I have got the following setup for a local Hive-Server with Hadoop:
version: "3"
services:
namenode:
image: bde2020/hadoop-namenode:2.0.0-hadoop3.2.1-java8
container_name: namenode
restart: always
ports:
- 9870:9870
- 9000:9000
volumes:
- ./hdfs/namenode:/hadoop/dfs/name
environment:
- CLUSTER_NAME=test
env_file:
- ./hadoop.env
datanode:
image: bde2020/hadoop-datanode:2.0.0-hadoop3.2.1-java8
container_name: datanode
restart: always
volumes:
- ./hdfs/datanode:/hadoop/dfs/data
environment:
SERVICE_PRECONDITION: "namenode:9870"
env_file:
- ./hadoop.env
hive-server:
image: bde2020/hive:2.3.2-postgresql-metastore
container_name: hive-server
volumes:
- ./employee:/employee
env_file:
- ./hadoop-hive.env
environment:
HIVE_CORE_CONF_javax_jdo_option_ConnectionURL: "jdbc:postgresql://hive-metastore/metastore"
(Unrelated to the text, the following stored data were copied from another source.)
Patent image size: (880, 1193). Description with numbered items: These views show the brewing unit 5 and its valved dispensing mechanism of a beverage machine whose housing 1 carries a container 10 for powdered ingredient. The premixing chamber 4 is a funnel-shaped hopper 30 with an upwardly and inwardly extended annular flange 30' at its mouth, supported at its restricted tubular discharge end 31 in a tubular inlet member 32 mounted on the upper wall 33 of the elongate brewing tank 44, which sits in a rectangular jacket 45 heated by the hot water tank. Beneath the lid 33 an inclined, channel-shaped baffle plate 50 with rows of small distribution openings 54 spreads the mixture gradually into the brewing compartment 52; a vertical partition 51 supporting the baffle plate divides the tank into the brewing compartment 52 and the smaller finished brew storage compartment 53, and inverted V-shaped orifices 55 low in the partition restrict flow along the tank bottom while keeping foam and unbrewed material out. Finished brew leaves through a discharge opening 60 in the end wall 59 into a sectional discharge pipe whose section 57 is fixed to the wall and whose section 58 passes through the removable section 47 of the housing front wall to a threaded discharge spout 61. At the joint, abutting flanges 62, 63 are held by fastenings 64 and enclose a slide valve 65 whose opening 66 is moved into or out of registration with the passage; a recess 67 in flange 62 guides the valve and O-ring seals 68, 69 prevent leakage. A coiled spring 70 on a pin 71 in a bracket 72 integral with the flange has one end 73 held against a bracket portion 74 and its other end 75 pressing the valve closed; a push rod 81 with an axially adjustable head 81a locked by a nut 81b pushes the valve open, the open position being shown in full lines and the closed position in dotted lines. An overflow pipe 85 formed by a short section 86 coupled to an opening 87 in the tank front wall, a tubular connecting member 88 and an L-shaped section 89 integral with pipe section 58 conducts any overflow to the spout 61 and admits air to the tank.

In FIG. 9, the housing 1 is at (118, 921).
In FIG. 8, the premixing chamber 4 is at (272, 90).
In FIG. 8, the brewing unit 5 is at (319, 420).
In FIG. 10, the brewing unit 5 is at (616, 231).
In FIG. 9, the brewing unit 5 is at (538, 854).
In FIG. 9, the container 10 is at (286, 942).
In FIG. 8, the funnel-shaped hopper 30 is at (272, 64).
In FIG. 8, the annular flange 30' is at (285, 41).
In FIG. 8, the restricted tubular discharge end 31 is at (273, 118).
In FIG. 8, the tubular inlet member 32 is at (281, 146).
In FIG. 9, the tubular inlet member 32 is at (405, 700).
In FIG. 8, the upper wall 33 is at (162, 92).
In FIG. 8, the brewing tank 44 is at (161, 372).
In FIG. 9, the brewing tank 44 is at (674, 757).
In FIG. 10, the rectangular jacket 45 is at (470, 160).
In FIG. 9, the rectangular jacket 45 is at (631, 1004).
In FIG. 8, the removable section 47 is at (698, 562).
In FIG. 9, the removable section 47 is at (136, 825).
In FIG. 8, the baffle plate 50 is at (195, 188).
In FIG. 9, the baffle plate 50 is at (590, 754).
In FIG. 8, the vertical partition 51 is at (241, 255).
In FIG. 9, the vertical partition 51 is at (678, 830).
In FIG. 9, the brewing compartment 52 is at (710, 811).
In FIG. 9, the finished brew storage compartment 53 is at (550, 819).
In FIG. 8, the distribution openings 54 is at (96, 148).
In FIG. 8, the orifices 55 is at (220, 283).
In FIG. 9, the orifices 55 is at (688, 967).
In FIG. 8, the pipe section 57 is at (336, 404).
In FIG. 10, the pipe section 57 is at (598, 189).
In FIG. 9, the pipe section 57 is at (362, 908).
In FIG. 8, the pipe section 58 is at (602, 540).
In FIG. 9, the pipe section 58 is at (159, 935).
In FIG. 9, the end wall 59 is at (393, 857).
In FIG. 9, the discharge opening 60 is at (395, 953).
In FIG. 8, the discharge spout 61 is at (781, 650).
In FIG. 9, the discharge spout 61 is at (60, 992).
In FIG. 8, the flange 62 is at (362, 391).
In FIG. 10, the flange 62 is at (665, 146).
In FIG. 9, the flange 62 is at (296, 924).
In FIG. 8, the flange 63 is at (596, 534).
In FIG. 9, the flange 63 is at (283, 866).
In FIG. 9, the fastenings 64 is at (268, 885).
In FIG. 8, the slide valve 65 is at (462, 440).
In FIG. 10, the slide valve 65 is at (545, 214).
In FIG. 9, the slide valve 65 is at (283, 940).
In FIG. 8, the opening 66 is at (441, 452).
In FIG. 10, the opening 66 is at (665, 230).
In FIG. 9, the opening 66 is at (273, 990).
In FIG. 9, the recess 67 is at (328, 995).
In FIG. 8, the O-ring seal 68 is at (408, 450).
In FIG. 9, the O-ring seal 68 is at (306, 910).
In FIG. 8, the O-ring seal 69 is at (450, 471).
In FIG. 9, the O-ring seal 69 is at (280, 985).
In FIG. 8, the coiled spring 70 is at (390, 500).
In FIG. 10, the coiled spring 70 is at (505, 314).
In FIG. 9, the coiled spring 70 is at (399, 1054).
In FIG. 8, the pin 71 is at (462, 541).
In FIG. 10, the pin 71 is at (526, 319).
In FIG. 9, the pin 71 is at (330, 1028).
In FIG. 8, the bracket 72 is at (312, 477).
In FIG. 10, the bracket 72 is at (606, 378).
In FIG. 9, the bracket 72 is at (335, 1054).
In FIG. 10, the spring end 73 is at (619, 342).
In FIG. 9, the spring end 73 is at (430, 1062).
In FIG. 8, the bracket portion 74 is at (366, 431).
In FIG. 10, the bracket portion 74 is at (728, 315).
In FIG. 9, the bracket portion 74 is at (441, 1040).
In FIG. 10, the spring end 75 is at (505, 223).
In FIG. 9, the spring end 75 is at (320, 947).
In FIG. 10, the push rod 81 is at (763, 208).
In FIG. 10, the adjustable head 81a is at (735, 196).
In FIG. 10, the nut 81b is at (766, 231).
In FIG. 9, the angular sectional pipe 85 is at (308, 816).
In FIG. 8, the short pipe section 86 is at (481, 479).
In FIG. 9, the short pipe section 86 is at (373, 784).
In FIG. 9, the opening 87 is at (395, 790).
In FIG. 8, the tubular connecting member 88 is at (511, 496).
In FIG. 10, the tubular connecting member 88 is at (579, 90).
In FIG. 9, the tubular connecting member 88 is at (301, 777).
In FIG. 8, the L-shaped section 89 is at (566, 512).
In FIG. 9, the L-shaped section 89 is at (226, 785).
SERVICE_PRECONDITION: "hive-metastore:9083"
ports:
- "10000:10000"
hive-metastore:
image: bde2020/hive:2.3.2-postgresql-metastore
env_file:
- ./hadoop-hive.env
command: /opt/hive/bin/hive --service metastore
environment:
SERVICE_PRECONDITION: "namenode:9000 namenode:9870 hive-metastore-postgresql:5432"
ports:
- "9083:9083"
hive-metastore-postgresql:
image: bde2020/hive-metastore-postgresql:2.3.0
presto-coordinator:
image: shawnzhu/prestodb:0.181
ports:
- "8080:8080"
I start everthing with docker-compose and it works fine
. I enter the hive-server
container.
docker exec -it hive-server /bin/bash
I run hive -f employee_table.sql
to create a schema in Hive.
Then I store a little .csv in Hadoop:
hadoop fs -put employee.csv hdfs://namenode:9000/user/hive/warehouse/testdb.db/employee
This also works and after I run docker-compose down
I restart the services and all data I inserted before is gone. I don´t really understand this, I can even see the files in the following subdirectory:
hdfs\datanode\current\BP-267128047-172.27.0.7-1633966854402\current\finalized\subdir0\subdir0
What am I doing wrong here? Is something wrong with my volumes? Ports?